Кмитич стоял, заткнув руки за пояс и внимательно осматривал пленных. В простой бесхитростной одежде пехотинцев, в лаптях перед ним стояло восемь молодых и высоких светлоглазых румяных парней, лет не старше восемнадцати. «Так, убить их – грех на душу брать. И в самом деле, не каратели же они!» – думал оршанский полковник.

– Никто сопротивления из них особо не оказывал. Подняли руки и сдались, – говорила Елена, стоя рядом.

– Кто из вас говорит по-русски? – обратился к пленным Кмитич.

– Я, пан господин, – подал голос курносый веснушчатый парень, на вид, кстати, самый младший из всех.

– Переведи своим хлопцам следующее, – сказал Кмитич, важно расхаживая перед строем напугано глядящих на него пленных, – у вас один шанс вернуться домой. Нужно остаться в лагере и помогать повстанцам выгнать царскую армию из нашей страны. Чем быстрее мы и вы это сделаем, тем быстрее вас отпустят домой. Освободить вас сейчас мы не можем, сами понимаете. Кто из вас сам ненавидит царя, а таковые имеются, я знаю, милости прошу в мою хоругвь. Я еду в армию польного гетмана Речи Посполитой, чтобы громить царские войска по всей нашей земле.

Курносый с веснушками перевел. Парни что-то быстро и живо стали обсуждать на своем птичьем языке, но говорили не долго.

– Мы согласны, пан господин, – поклонившись сказал переводчик, – вот есть двое, Иван и Фаркан, которые хотят с вами пойти, остальные будут повстанцам помогать.

– Вот и славно, – улыбнулся Кмитич, и обратившись к Елене, добавил: – А ты не знала, что с ними делать…
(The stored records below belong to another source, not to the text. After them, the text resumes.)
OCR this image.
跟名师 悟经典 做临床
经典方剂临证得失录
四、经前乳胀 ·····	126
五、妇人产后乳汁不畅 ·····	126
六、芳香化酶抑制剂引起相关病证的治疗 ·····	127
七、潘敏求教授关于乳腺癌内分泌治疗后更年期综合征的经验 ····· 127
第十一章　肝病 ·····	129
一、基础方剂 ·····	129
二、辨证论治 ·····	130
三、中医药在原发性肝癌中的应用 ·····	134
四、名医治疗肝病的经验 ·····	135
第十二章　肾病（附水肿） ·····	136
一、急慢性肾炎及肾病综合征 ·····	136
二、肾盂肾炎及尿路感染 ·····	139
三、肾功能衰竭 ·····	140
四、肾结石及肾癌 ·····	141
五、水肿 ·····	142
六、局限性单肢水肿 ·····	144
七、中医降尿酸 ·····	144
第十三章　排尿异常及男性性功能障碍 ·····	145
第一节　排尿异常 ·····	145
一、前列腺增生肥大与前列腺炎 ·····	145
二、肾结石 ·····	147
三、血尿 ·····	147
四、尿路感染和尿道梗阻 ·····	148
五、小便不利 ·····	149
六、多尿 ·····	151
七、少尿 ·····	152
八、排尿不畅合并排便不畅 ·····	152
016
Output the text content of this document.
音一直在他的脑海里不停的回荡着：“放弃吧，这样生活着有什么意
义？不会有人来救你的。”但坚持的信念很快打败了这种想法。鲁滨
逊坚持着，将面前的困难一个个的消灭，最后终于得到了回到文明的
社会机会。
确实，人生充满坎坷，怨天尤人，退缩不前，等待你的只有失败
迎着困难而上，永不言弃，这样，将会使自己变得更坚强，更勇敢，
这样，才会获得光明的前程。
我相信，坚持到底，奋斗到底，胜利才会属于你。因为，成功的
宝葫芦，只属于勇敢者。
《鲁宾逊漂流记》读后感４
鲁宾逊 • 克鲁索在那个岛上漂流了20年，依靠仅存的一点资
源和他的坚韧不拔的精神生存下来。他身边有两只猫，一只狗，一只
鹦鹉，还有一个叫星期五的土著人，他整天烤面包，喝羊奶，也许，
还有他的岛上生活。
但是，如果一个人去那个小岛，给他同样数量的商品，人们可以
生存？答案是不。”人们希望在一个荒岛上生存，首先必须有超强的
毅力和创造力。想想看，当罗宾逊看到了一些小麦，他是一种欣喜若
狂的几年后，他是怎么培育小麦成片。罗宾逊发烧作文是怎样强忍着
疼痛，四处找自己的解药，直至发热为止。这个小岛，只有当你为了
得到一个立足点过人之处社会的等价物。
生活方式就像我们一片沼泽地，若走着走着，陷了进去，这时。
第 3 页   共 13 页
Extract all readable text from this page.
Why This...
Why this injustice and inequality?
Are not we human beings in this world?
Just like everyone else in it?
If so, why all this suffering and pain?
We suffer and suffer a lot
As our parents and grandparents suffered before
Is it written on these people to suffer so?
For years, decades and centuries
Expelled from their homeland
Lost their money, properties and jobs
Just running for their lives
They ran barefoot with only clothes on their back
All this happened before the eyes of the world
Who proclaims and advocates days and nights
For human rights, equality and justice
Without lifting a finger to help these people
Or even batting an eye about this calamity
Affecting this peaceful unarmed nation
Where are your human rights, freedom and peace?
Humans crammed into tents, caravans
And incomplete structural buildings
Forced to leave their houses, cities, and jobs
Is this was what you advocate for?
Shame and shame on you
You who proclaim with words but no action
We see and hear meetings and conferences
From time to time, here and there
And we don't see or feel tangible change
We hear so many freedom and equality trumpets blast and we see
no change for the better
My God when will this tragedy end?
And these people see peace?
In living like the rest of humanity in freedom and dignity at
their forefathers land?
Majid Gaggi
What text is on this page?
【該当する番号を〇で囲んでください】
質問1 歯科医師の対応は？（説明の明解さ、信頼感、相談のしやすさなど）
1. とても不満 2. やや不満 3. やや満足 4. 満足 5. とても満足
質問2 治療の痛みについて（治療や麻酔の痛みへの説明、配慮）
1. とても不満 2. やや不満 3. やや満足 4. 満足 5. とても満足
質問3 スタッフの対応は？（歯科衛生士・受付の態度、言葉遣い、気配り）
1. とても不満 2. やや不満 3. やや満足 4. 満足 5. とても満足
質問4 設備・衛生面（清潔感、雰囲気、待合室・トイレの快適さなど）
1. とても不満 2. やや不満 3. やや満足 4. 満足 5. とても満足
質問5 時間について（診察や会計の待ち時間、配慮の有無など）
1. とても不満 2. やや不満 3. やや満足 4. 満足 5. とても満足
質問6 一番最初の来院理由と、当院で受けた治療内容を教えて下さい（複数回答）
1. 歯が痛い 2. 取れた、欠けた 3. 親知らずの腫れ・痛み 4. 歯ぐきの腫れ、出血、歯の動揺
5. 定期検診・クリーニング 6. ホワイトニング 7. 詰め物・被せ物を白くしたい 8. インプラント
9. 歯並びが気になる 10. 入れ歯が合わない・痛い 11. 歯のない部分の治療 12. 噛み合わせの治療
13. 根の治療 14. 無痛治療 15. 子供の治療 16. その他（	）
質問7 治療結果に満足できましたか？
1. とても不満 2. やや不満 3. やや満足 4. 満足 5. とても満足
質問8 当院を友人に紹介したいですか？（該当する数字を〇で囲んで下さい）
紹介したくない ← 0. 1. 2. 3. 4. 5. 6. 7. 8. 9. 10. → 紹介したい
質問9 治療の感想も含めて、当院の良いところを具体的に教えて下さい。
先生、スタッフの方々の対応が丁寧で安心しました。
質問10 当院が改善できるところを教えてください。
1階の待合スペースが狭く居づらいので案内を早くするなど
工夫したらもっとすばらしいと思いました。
И повернувшись к ротмистру Сороке, улыбаясь крикнул: – Принимай пополнение, ротмистр!

Сорока скривился, но больше деланно, и шутки ради заметил: – Так ведь они не пьют, не курят и песен наших не поют!

– Научишь! А то, что не курят, то всем у них учиться! – приказал Кмитич, и литвины весело рассмеялись.

– А что с паном Буем делать? Отпускать, все же, что ли? – обратился к Елене какой-то бородатый повстанец. Елена в раз помрачнела, опустив голову. Негромко сказала: – Раз Господь явил чудо и указал на его невиновность, то… – Погоди, – Кмитич тронул ее за рукав, – это какого еще Буя? Пана Григория Буя?

– Так, – кивнула Елена, а Кмитич удивленно присвистнул, сдвинув свою меховую шапку-пирог на затылок… Григорий Буй… Этот местный староста из деревни Лошица, когда туда пришли московиты, принял царскую схизму и начал служить новым хозяевам. Вначале все думали, мол, под нажимом. Но выслуживаясь перед московскими захватчиками, пан Буй лично бичевал, а потом приказал повесить двух крестьян, помогавших повстанцам Багрова провиантом и оружием. С тех пор повстанцы и пытались поймать да судить предателя. Но изловить этого всегда сверх-осторожного пана не получалось. Кмитич, если честно и забыл про него, но вот, услышав имя, узнав, что Буй в плену у Елены, оршанский полковник не на шутку удивился. Удивил и ответ Елены – отпустить предателя.

– Почему отпустить? Как отпустить? Вы его поймали после трех лет охоты, и вдруг отпустить? – забросал Кмитич Елену вопросами.

– Верно, – та старалась не смотреть в глаза Кмитичу. – Отпустить. Мы его вешали, но веревка оборвалась. Значит, вешать нельзя. Значит, не виновен.

– Так, – уткнул руки в боки Кмитич, – а ну, приведите этого голубчика сюда!

Через несколько минут два рослых хлопца с саблями и пистолетами за поясами доставили связанного по рукам Григория Буя. Коренастый и тучный, с длинными темными усами и трехдневной щетиной на щеках, Буй зло зыркал из-под мохнатых белесых бровей, взглядом пойманного волка. – Развяжите ему руки, – приказал Кмитич. Его послушались, словно он был первым командиром здесь. Елена молчала, лишь внимательно наблюдая за действиями Кмитича. Тот взял веревку, с силой дернул ее, веревка порвалась.